Quello che vorrei dire e non dico a qualcuno, a tutti, a nessuno

Solamente, penso, che forse è arrivato il momento di smettere. E con queste inutili bugie e con queste maledette ossessioni. E questo continuo scansare il mondo. Ché il mondo non è cosa che si lascia scansare, che ti lascia andare senza farti almeno una domanda. E anche le persone, quelle che incontri, magari sì, si scansano. Ma poi presentano il conto. Loro o chi per loro. Forse è arrivato il momento di smettere con questo gioco in cui nessuno vince.

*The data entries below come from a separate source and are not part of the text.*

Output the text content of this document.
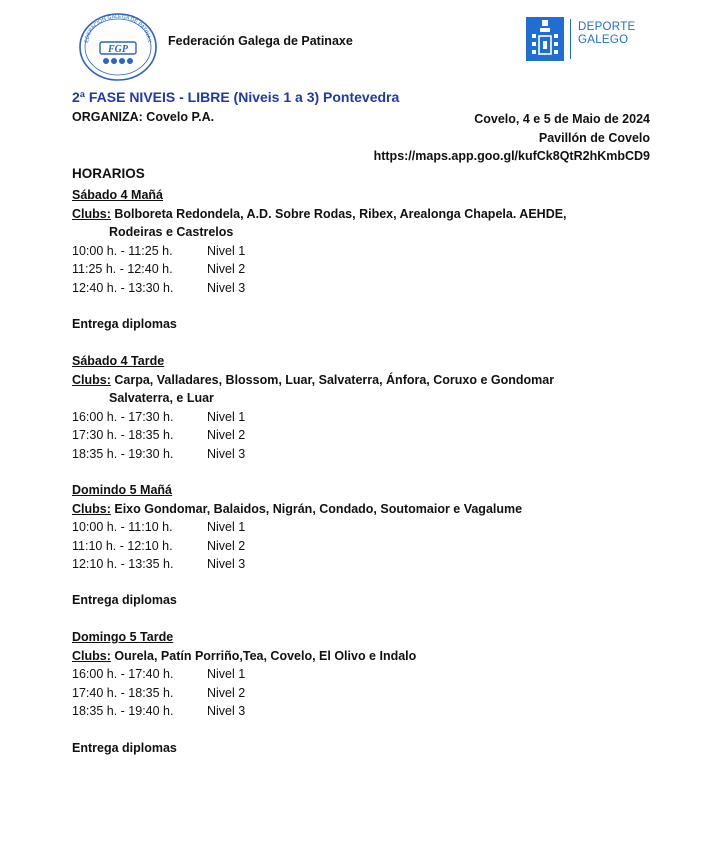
EDERACIÓN GALEGA DE PATINAX
FGP
Federación Galega de Patinaxe
DEPORTE
GALEGO
2ª FASE NIVEIS - LIBRE (Niveis 1 a 3) Pontevedra
ORGANIZA: Covelo P.A.	Covelo, 4 e 5 de Maio de 2024
Pavillón de Covelo
https://maps.app.goo.gl/kufCk8QtR2hKmbCD9
HORARIOS
Sábado 4 Mañá
Clubs: Bolboreta Redondela, A.D. Sobre Rodas, Ribex, Arealonga Chapela. AEHDE,
Rodeiras e Castrelos
10:00 h. - 11:25 h.	Nivel 1
11:25 h. - 12:40 h.	Nivel 2
12:40 h. - 13:30 h.	Nivel 3
Entrega diplomas
Sábado 4 Tarde
Clubs: Carpa, Valladares, Blossom, Luar, Salvaterra, Ánfora, Coruxo e Gondomar
Salvaterra, e Luar
16:00 h. - 17:30 h.	Nivel 1
17:30 h. - 18:35 h.	Nivel 2
18:35 h. - 19:30 h.	Nivel 3
Domindo 5 Mañá
Clubs: Eixo Gondomar, Balaidos, Nigrán, Condado, Soutomaior e Vagalume
10:00 h. - 11:10 h.	Nivel 1
11:10 h. - 12:10 h.	Nivel 2
12:10 h. - 13:35 h.	Nivel 3
Entrega diplomas
Domingo 5 Tarde
Clubs: Ourela, Patín Porriño,Tea, Covelo, El Olivo e Indalo
16:00 h. - 17:40 h.	Nivel 1
17:40 h. - 18:35 h.	Nivel 2
18:35 h. - 19:40 h.	Nivel 3
Entrega diplomas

Davvero, ci sono delle cose che devono essere fatte. Altre cose. E non è più il momento di scansare il mondo, scansare la vita, mettere da parte l’altro, come fosse un fastidio, come fosse un intralcio, come fosse uno scalino troppo alto. Scansare l’altro se non è funzionale alla visione utilitaristica e scarsamente orginale che hai della vita. Solamente, penso, che forse è arrivato il momento delle risposte, anche se non è mai stato, per te, quello delle domande. E di guardarsi allo specchio, letteralmente, e accorgersi del disfacimento. Accorgersi dell’ombra. Scoprire e gestire la distanza tra la realtà e l’immaginazione distorta e alterata. E scoprire anche da che parte gira davvero il mondo e intorno a cosa, eventualmente. Riconoscere l’incalcolabile mole di debolezza e inadeguatezza che ti porti appreso. E l’abisso di incapacità in cui annaspi, e le lacune in cui cerchi di non affogare. Prima che la montagna di merda su cui hai costruito la tua vita si sfaccia. Prima che qualcuno si faccia male, più di quanto non sia già successo. Più di quanto non stia per succedere. Senza aspettare che sia l’altro che tu scansi, eviti e ignori a domandare, porre rimedio, risolvere. Senza costringere l’altro a benedire ed assolvere i tuoi peccati. Senza portare l’altro ad affogare nei tuoi gorghi. Senza costringere l’altro a viverti mentre tu hai sempre meno a che fare con la vita. Senza nascondersi, senza bluffare. Senza manomettere.